In the year 2000, 687 leaders, among them teachers, health workers, women, youth and farmers, attended a meeting and decided to produce a document created collectively to state their needs and desires to create a better future. Nine rural communities came together and committed to develop strategies to prevent the incursion of multinationals, which were often accompanied by violence perpetrated by military and paramilitary groups, into the region. The document produced, called “Plan de Vida Digna,” conveys a message that considers human beings to be the fundamental actors in the development of a country, and that it is they who should decide how communities should interact with one another, with the government, and with nature. The “Plan de Vida” has 8 strands: education, health, culture and identity, agriculture and environment, territorial authority, political organization, the protection of human rights, and infrastructure. The communities decided that the most important were political organizing and territorial authority. Its founders called the community organization the Movimiento Campesino de Cajibio (MCC). The idea is that the people through collective organization will work to improve their life circumstances.

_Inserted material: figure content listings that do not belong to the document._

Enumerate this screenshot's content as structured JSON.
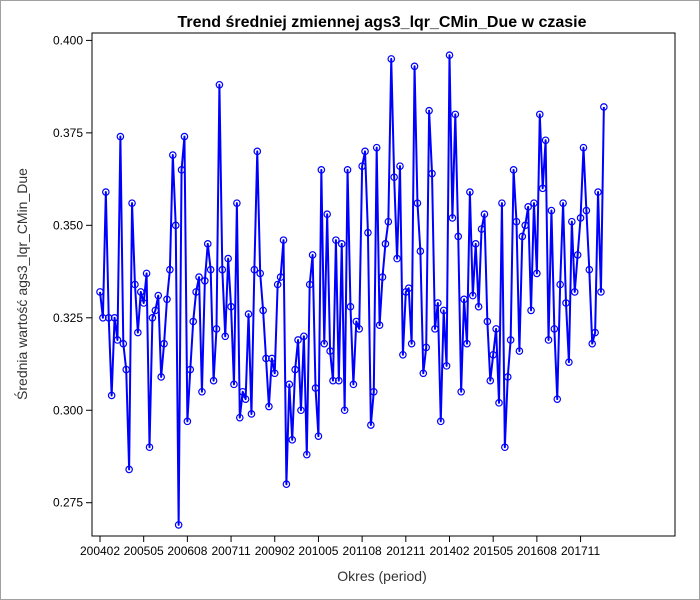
{
  "chart_data": {
    "type": "line",
    "title": "Trend średniej zmiennej ags3_lqr_CMin_Due w czasie",
    "xlabel": "Okres (period)",
    "ylabel": "Średnia wartość ags3_lqr_CMin_Due",
    "x_start_period": "200402",
    "x_tick_labels": [
      "200402",
      "200505",
      "200608",
      "200711",
      "200902",
      "201005",
      "201108",
      "201211",
      "201402",
      "201505",
      "201608",
      "201711"
    ],
    "ylim": [
      0.266,
      0.402
    ],
    "y_ticks": [
      0.275,
      0.3,
      0.325,
      0.35,
      0.375,
      0.4
    ],
    "y_tick_labels": [
      "0.275",
      "0.300",
      "0.325",
      "0.350",
      "0.375",
      "0.400"
    ],
    "grid": false,
    "legend": "none",
    "colors": {
      "series": "#0000ff",
      "frame": "#a0a0a0",
      "axis": "#000000"
    },
    "series": [
      {
        "values": [
          0.332,
          0.325,
          0.359,
          0.325,
          0.304,
          0.325,
          0.319,
          0.374,
          0.318,
          0.311,
          0.284,
          0.356,
          0.334,
          0.321,
          0.332,
          0.329,
          0.337,
          0.29,
          0.325,
          0.327,
          0.331,
          0.309,
          0.318,
          0.33,
          0.338,
          0.369,
          0.35,
          0.269,
          0.365,
          0.374,
          0.297,
          0.311,
          0.324,
          0.332,
          0.336,
          0.305,
          0.335,
          0.345,
          0.338,
          0.308,
          0.322,
          0.388,
          0.338,
          0.32,
          0.341,
          0.328,
          0.307,
          0.356,
          0.298,
          0.305,
          0.303,
          0.326,
          0.299,
          0.338,
          0.37,
          0.337,
          0.327,
          0.314,
          0.301,
          0.314,
          0.31,
          0.334,
          0.336,
          0.346,
          0.28,
          0.307,
          0.292,
          0.311,
          0.319,
          0.3,
          0.32,
          0.288,
          0.334,
          0.342,
          0.306,
          0.293,
          0.365,
          0.318,
          0.353,
          0.316,
          0.308,
          0.346,
          0.308,
          0.345,
          0.3,
          0.365,
          0.328,
          0.307,
          0.324,
          0.322,
          0.366,
          0.37,
          0.348,
          0.296,
          0.305,
          0.371,
          0.323,
          0.336,
          0.345,
          0.351,
          0.395,
          0.363,
          0.341,
          0.366,
          0.315,
          0.332,
          0.333,
          0.318,
          0.393,
          0.356,
          0.343,
          0.31,
          0.317,
          0.381,
          0.364,
          0.322,
          0.329,
          0.297,
          0.327,
          0.312,
          0.396,
          0.352,
          0.38,
          0.347,
          0.305,
          0.33,
          0.318,
          0.359,
          0.331,
          0.345,
          0.328,
          0.349,
          0.353,
          0.324,
          0.308,
          0.315,
          0.322,
          0.302,
          0.356,
          0.29,
          0.309,
          0.319,
          0.365,
          0.351,
          0.316,
          0.347,
          0.35,
          0.355,
          0.327,
          0.356,
          0.337,
          0.38,
          0.36,
          0.373,
          0.319,
          0.354,
          0.322,
          0.303,
          0.334,
          0.356,
          0.329,
          0.313,
          0.351,
          0.332,
          0.342,
          0.352,
          0.371,
          0.354,
          0.338,
          0.318,
          0.321,
          0.359,
          0.332,
          0.382
        ]
      }
    ]
  }
}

The CSN Central New York Chapter (CSN/CNY) composed of CSN members in the cities of Syracuse, Cortland and Ithaca, is the sister community of the MCC. The chapter has carried out a substantial number of educational activities, and the city of Ithaca declared itself the sister community of the MCC.
One of the goals of this Colombian community is to maintain the campesino culture, especially among its youth. The community wants its young people both to receive an education and to hold onto their campesino roots. To help achieve this, they wanted to acquire land to open a community center where youth could carry out cultural activities and cultivate organic vegetables for local consumption, while also teaching their skills to children in the community. CSN-CNY helped them obtain funds from a local fund in New York, which was also founded on the belief that it is important to share and protect the land for future generations. The campesinos of Cajibio have always seen the land as the source of culture and spirituality, and have believed in using it to produce food in a sustainable way. In addition to working with youth, the community center has also facilitated training of women in health-related issues and increasing women’s participation in the community’s decision-making processes, as well as developing a school for youths to produce organic foods and to rescue their own seeds.

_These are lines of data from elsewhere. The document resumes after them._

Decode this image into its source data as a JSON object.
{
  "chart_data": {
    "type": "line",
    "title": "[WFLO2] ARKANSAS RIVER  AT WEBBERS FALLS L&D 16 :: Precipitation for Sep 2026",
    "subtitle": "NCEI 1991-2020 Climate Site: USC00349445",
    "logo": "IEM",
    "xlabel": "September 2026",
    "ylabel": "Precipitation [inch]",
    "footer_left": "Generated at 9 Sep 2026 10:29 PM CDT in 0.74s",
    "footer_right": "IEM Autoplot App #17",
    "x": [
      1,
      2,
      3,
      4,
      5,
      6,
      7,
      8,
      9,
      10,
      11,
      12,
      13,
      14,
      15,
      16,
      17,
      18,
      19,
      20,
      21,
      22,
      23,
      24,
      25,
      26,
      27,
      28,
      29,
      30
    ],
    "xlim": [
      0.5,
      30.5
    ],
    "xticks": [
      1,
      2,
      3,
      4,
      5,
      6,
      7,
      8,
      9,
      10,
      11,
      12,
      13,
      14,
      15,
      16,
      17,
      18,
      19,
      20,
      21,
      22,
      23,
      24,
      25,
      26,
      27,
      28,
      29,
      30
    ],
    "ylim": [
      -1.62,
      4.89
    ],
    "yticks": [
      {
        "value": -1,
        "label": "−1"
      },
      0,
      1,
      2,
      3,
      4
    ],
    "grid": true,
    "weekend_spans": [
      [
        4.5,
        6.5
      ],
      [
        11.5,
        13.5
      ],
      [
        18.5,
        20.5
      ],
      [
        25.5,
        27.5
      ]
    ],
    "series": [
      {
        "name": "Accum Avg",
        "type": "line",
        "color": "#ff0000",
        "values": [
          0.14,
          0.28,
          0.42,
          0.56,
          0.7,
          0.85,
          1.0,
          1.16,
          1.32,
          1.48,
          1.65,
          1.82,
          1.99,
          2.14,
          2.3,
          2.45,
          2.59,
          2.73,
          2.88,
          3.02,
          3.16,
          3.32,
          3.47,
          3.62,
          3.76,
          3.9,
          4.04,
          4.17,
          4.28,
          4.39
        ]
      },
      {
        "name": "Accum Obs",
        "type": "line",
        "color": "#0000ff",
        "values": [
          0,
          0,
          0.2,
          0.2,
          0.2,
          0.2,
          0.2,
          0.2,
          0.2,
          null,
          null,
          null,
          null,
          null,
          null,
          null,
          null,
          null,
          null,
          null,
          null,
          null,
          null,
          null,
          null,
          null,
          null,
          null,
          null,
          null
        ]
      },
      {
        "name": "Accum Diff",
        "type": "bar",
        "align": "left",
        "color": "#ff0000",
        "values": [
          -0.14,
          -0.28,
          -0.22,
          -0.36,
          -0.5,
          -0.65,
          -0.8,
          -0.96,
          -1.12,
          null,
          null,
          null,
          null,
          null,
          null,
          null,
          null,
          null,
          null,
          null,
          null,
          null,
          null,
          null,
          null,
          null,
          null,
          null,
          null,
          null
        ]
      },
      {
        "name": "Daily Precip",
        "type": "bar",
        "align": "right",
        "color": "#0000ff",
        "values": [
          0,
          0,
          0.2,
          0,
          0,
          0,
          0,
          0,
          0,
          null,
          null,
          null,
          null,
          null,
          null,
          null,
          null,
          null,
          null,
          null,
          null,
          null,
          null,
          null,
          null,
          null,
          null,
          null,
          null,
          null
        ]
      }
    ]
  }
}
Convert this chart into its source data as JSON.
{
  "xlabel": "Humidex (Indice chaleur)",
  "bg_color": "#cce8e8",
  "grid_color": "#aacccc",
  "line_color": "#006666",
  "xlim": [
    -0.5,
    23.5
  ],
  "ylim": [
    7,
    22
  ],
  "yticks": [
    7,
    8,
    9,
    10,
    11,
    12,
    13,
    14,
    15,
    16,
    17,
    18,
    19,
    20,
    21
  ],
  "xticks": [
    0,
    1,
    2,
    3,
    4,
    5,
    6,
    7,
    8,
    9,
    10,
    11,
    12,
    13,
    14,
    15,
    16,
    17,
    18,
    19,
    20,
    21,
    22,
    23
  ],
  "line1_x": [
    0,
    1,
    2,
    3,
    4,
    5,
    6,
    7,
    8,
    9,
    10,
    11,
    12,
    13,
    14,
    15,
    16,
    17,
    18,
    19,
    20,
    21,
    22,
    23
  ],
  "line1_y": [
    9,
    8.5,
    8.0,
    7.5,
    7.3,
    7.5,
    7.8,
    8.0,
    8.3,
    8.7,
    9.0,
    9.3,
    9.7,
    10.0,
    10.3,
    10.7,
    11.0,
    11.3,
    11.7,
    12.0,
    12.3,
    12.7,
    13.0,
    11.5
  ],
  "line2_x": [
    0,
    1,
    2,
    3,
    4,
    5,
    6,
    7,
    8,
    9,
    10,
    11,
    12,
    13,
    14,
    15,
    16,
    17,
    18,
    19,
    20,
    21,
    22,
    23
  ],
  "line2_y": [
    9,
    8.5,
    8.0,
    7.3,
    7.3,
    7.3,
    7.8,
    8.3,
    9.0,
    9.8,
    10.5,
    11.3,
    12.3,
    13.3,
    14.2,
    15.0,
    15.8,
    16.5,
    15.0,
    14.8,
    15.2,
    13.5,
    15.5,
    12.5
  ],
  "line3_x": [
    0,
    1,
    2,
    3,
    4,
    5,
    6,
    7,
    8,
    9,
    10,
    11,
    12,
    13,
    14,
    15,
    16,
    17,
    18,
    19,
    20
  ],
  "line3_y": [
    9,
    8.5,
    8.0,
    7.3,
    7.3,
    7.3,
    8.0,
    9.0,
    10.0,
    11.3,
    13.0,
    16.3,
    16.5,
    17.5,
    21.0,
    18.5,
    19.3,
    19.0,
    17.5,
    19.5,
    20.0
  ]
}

In addition CSN’s national office in December 2007 coordinated a high-level meeting of community representatives with officials of the multinational corporation Smurfit-Kappa, including the company’s chief lawyer in Colombia. Smurfit, through its paper box Colombian subsidiary, Carton de Colombia, is creating environmental problems and damaging MCC’s water sources with its extensive pine and eucalyptus tree farms. Leaders of the community, who had received threats for filing complaints, were able to express their concerns, with the support and international presence of CSN/CNY.